Beth Eden toprakları katı yasalarla yönetilse de Isis için bildiği tek ev ve tek dünyaydı.Bir kaç yıl önce en az kendisi kadar meraklı ve kuşkucu bir yapıya sahip olan erkek kardeşi Oppugno’nun yasaya karşı gelip toprakları terk etmesi ardından Isis sürekli göz altında tutulur olmuştu.Töreleri gereği Oppugno’nun sureti tüm taş yazıtlarından silinmiş,kalan aile üyelerine onu anmak bile yasaklanmıştı.O anda önünde durduğu taş duvar zamanında kendisi ve kardeşinin doğumlarının çizildiği duvardı.Kendisinden 2 dakika büyük olan ikizi Oppugno dün gece rüyasında kendisine gelmiş ve şu anda buraya geliş amacı olan mesajı anlamasını sağlamıştı.

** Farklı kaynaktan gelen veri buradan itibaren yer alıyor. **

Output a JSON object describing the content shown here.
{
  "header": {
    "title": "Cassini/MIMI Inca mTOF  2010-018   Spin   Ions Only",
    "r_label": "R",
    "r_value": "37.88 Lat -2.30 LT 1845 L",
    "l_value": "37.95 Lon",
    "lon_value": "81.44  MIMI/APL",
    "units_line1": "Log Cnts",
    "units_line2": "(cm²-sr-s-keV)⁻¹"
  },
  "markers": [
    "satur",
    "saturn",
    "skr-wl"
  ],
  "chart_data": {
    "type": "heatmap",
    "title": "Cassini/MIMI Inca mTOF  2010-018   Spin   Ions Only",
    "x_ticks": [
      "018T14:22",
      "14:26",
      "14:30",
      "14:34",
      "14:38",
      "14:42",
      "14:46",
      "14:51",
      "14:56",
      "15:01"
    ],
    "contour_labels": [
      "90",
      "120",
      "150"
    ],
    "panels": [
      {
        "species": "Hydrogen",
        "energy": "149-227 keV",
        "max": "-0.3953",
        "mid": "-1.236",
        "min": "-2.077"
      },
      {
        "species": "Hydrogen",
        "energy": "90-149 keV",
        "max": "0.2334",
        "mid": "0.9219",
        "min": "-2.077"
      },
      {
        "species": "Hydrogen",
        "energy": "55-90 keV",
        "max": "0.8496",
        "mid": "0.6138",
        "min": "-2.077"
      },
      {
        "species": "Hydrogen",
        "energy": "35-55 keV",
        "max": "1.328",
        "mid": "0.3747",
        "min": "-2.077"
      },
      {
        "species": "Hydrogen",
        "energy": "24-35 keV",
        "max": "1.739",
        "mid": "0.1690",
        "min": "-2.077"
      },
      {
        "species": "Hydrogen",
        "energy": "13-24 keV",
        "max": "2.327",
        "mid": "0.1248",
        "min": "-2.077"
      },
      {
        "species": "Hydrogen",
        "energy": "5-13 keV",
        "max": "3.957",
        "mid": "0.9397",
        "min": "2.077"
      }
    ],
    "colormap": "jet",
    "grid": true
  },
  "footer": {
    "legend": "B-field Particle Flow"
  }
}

Isis gece gördüğü rüyanın yorumlanması için Astrum’un yanına giderken içinden yasa koyucunun yasalarının arasındaki çelişkiyi fark edip etmediğini merak ediyordu.Tüm rahip ve rahibelerin gördükleri her rüyayı yorumlanması için tapınağa anlatmaları bir kuraldı ama aynı zamanda toprakları terk eden erkek kardeşinin anılmaması da bir kuraldı.
Astrum’un odasına girdiğinde annesi sabah ayinine hazırlanıyordu.Ayinden önce rüya yorumu için çok az zamanları olduğunu bildiğinden hemen konuya girdi.
-Sevgili baş rahibem,rüyamı anlatmak üzere geldim.Lütfen beni yasayı çiğnemekle itham etmeyin ama rüyamda kardeşimi gördüm.
Astrum büyümüş gözlerle kızına bakarken o anda içeride başka rahibe özellikle de Autus denen ve kendisine baş düşman olan kadının olmamasına çok sevinmişti.Autus Beth Eden ‘deki en güçlü ikinci ailenin kızı olmasına ve baş rahibeliğe aday olmasına rağmen kötü karakteri yüzünden bu mevki için hiç düşünülmemişti ve bunu değiştirip baş rahibeliği elde edebilmek için her kötülüğü sürekli yapmaya hazırdı.
-Dinliyorum Isis.Birileri gelmeden bir an önce anlatman iyi olacaktır
-Günlerdir yağan yağmuru biliyorsunuz baş rahibem.Rüyamda Oppugno üzerinde bize ait olmayan giysilerle ve ıslak olarak yine bizimkilere hiç benzemeyen bir gemiyle Azul’den geldi.Yanındaki insanlar tapınağa teslim edilmesi gereken yabancılardandı.Gemisini yanaştırdığı yerde her nasılsa ben onu bekliyordum.Bana elini uzattı,elindeki taş tableti bana uzatırken sadece ‘’yaşamak istiyorsanız gitmelisiniz ‘’dedi.Taş tabletteki şekli de hatırlıyorum,daha önce hiç görmediğim bir dilin bir harfi idi ama her nasılsa yine ben o harfin anlamını biliyordum.Bana yaşam ışığını vermişti.Bu kadardır rüyam.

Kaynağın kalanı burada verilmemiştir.